During global lockdowns, the need for the personal touch in contacting businesses escalated wildly. Can businesses learn from this phenomenon?
While the pandemic has accelerated the adoption of digital technologies and communications channels, it has also increased fragmentation in channel preferences, especially in the ways that consumers interact with businesses and service providers.
According to a newly-released report, businesses must turn to less-traditional channels and employ newer technologies such as application programming interfaces, that allow them the flexibility to embed programmable capabilities (voice, video, messaging and verification) directly into existing applications and workflows.
Since January, globally, there has been 140% growth in the number of people who prefer to connect with businesses via video, said the report commissioned by communications technology firm Vonage and conducted online in August across 14 countries involving 5,000 consumers aged 18 to above 55 years of age.
As far as the sample population goes, video chat has also become a mainstream addition to people’s everyday lives, and US adoption has experienced four years of growth in just seven months, with 43% of Americans video-chatting with businesses regularly, up from 28% in January.
Missed seeing faces in lockdowns?
Did the lockdowns and stay-home mandates cause people to prefer seeing faces in communications, even if they were just a screen image?
Across all regions, 55% of respondents had used video to connect with businesses and service providers, up from 44% in January. In Latin America, seven out of every 10 consumers had video-chatted with a business, up from six out of 10 in January. In August, 54% of respondents in Europe, the Middle East and Africa region reported using video chat, up from 42% in January.
Consumer preferences for video chats had grown in banking, finance and insurance, education, healthcare, retail, and transportation and logistics since January.
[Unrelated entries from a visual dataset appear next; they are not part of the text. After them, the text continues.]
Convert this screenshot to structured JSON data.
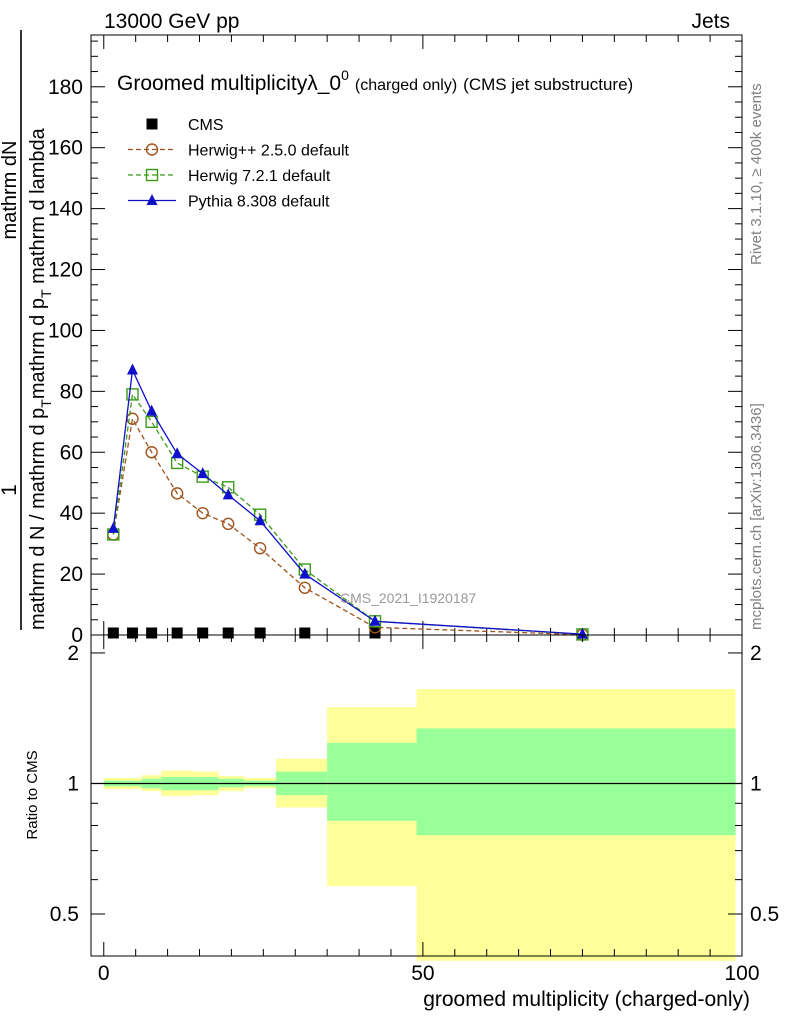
{
  "header": {
    "left": "13000 GeV pp",
    "right": "Jets"
  },
  "side_labels": {
    "rivet": "Rivet 3.1.10, ≥ 400k events",
    "mcplots": "mcplots.cern.ch [arXiv:1306.3436]"
  },
  "chart_data": [
    {
      "type": "line",
      "title": "Groomed multiplicityλ_0",
      "title_sup": "0",
      "title_suffix_small": "(charged only)",
      "title_suffix": "(CMS jet substructure)",
      "ylabel_numerator": "1      mathrm dN",
      "ylabel_denominator": "mathrm d N / mathrm d p_T mathrm d p_T mathrm d lambda",
      "ylabel_num_text": "mathrm dN",
      "ylabel_num_one": "1",
      "ylabel_den_text": "mathrm d N / mathrm d p",
      "ylabel_den_sub": "T",
      "ylabel_den_text2": "mathrm d p",
      "ylabel_den_sub2": "T",
      "ylabel_den_text3": " mathrm d lambda",
      "xlim": [
        -2,
        100
      ],
      "ylim": [
        0,
        197
      ],
      "yticks": [
        0,
        20,
        40,
        60,
        80,
        100,
        120,
        140,
        160,
        180
      ],
      "watermark": "CMS_2021_I1920187",
      "series": [
        {
          "name": "CMS",
          "marker": "filled-square",
          "color": "#000000",
          "x": [
            1.5,
            4.5,
            7.5,
            11.5,
            15.5,
            19.5,
            24.5,
            31.5,
            42.5
          ],
          "y": [
            0.2,
            0.2,
            0.2,
            0.2,
            0.2,
            0.2,
            0.2,
            0.2,
            0.2
          ]
        },
        {
          "name": "Herwig++ 2.5.0 default",
          "marker": "open-circle",
          "color": "#a0521d",
          "dash": true,
          "x": [
            1.5,
            4.5,
            7.5,
            11.5,
            15.5,
            19.5,
            24.5,
            31.5,
            42.5,
            75
          ],
          "y": [
            33,
            71,
            60,
            46.5,
            40,
            36.5,
            28.5,
            15.5,
            2.5,
            0.1
          ]
        },
        {
          "name": "Herwig 7.2.1 default",
          "marker": "open-square",
          "color": "#3a9b1a",
          "dash": true,
          "x": [
            1.5,
            4.5,
            7.5,
            11.5,
            15.5,
            19.5,
            24.5,
            31.5,
            42.5,
            75
          ],
          "y": [
            33,
            79,
            70,
            56.5,
            52,
            48.5,
            39.5,
            21.5,
            4.5,
            0.2
          ]
        },
        {
          "name": "Pythia 8.308 default",
          "marker": "filled-triangle",
          "color": "#1010cc",
          "dash": false,
          "x": [
            1.5,
            4.5,
            7.5,
            11.5,
            15.5,
            19.5,
            24.5,
            31.5,
            42.5,
            75
          ],
          "y": [
            35,
            87,
            73.5,
            59.5,
            53,
            46,
            37.5,
            20,
            4.5,
            0.3
          ]
        }
      ]
    },
    {
      "type": "area",
      "ylabel": "Ratio to CMS",
      "xlabel": "groomed multiplicity (charged-only)",
      "xlim": [
        -2,
        100
      ],
      "ylim": [
        0.4,
        2.2
      ],
      "yscale": "log",
      "yticks": [
        "0.5",
        "1",
        "2"
      ],
      "xticks": [
        "0",
        "50",
        "100"
      ],
      "reference": 1,
      "bins": [
        {
          "x0": 0,
          "x1": 3,
          "stat_lo": 0.985,
          "stat_hi": 1.015,
          "tot_lo": 0.97,
          "tot_hi": 1.03
        },
        {
          "x0": 3,
          "x1": 6,
          "stat_lo": 0.985,
          "stat_hi": 1.015,
          "tot_lo": 0.97,
          "tot_hi": 1.03
        },
        {
          "x0": 6,
          "x1": 9,
          "stat_lo": 0.975,
          "stat_hi": 1.025,
          "tot_lo": 0.96,
          "tot_hi": 1.045
        },
        {
          "x0": 9,
          "x1": 14,
          "stat_lo": 0.965,
          "stat_hi": 1.035,
          "tot_lo": 0.935,
          "tot_hi": 1.07
        },
        {
          "x0": 14,
          "x1": 18,
          "stat_lo": 0.965,
          "stat_hi": 1.035,
          "tot_lo": 0.94,
          "tot_hi": 1.065
        },
        {
          "x0": 18,
          "x1": 22,
          "stat_lo": 0.98,
          "stat_hi": 1.025,
          "tot_lo": 0.96,
          "tot_hi": 1.04
        },
        {
          "x0": 22,
          "x1": 27,
          "stat_lo": 0.985,
          "stat_hi": 1.015,
          "tot_lo": 0.975,
          "tot_hi": 1.03
        },
        {
          "x0": 27,
          "x1": 35,
          "stat_lo": 0.94,
          "stat_hi": 1.065,
          "tot_lo": 0.88,
          "tot_hi": 1.14
        },
        {
          "x0": 35,
          "x1": 49,
          "stat_lo": 0.82,
          "stat_hi": 1.24,
          "tot_lo": 0.58,
          "tot_hi": 1.5
        },
        {
          "x0": 49,
          "x1": 99,
          "stat_lo": 0.76,
          "stat_hi": 1.34,
          "tot_lo": 0.39,
          "tot_hi": 1.65
        }
      ]
    }
  ]
}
For example:
- 16% of respondents preferred video chats to get step-by-step advice about a banking service, up from 9% in January
- 25% of respondents preferred to speak with a therapist for a counselling session via video chat, up from 18% in January
- With widespread home-based learning in force, 42% of respondents reported they preferred to engage with other students and teachers in a virtual classroom, up from 35% in January.
Emerging contact preferences
Communications channels that saw an increase in preference included voice calls and messaging via social messaging apps, and chatbots. The communications channels that experienced a decrease in preference since January include landline phone calls, email, and SMS text messaging. Additionally:
- SMS preference dropped 23% between January and August
- Mobile phone calls (30%) were still consumers’ favorite way to connect with businesses but the remaining 70% of consumers preferred a variety of other options
- Social messaging apps showed a significant increase over January numbers, with 23% more consumers choosing these apps as a top-three method for contacting businesses
Conversely, when a business did not provide good communications and contact pathways, the surveyed consumers reported these grouses:
- Repeating themselves to different people (59%)
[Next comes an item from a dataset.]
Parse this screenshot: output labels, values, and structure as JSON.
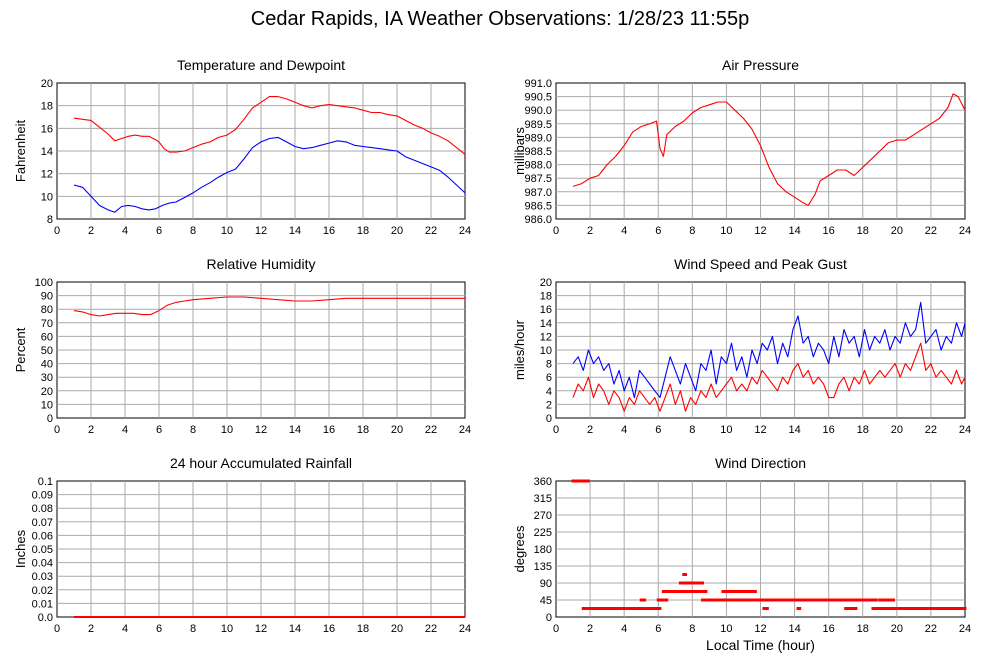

- Calls going unanswered with no other channels available to help (56%). This highlights the importance of secondary and tertiary choices for communication methods; offering another channel such as live chat can ensure that the customers’ needs are still met.
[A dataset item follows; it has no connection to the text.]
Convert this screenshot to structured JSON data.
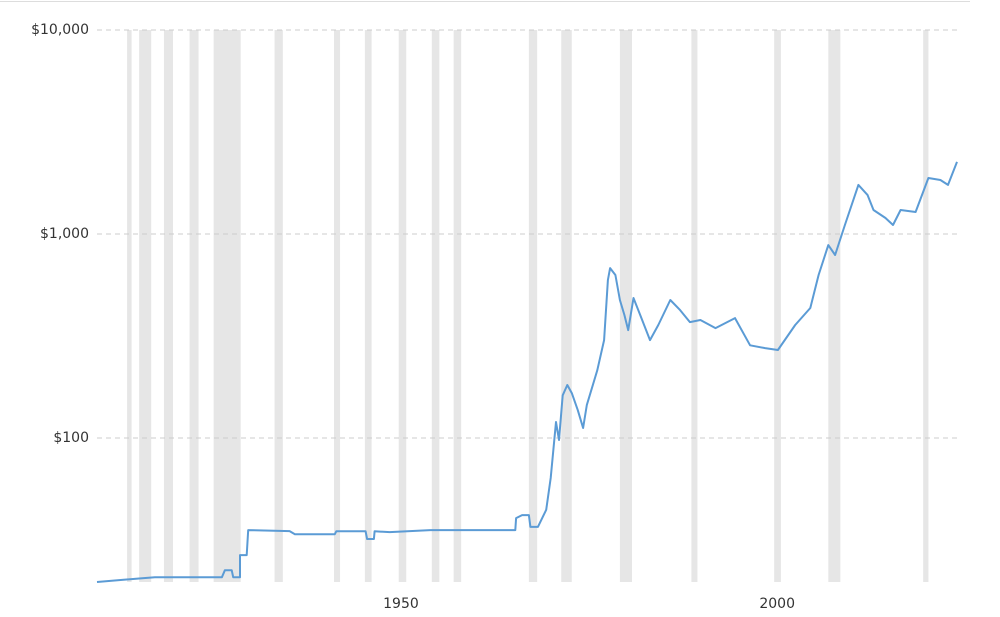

- Not enough options to contact a business to suit a customer’s needs at the time (37% in APAC, 51% in LATAM, 36% in North America, 34% in the UK, and 35% in EMEA)
These frustrations underscore how important it is for businesses and service providers to understand and offer a variety of communications channels, the reported asserted. Said Mark Winther, Group VP & GM, Worldwide Telecom, IDC: “As virtual communications has displaced face-to-face meetings, both the usage and the mix of customer engagement channels has changed enormously in the past six months. Organizations ignore this trend at their peril. This study proves the vitality and sustainability of video, messaging and chat apps in the channel preferences inventory.”
Vonage’s Chief Marketing Office Joy Corso noted: “We are at the beginning of a huge market-wide communications revolution. This survey underscores the fact that it is now fundamental for companies to stay connected to employees and customers from anywhere—through whatever channel they choose: video, voice, messaging, and chat.”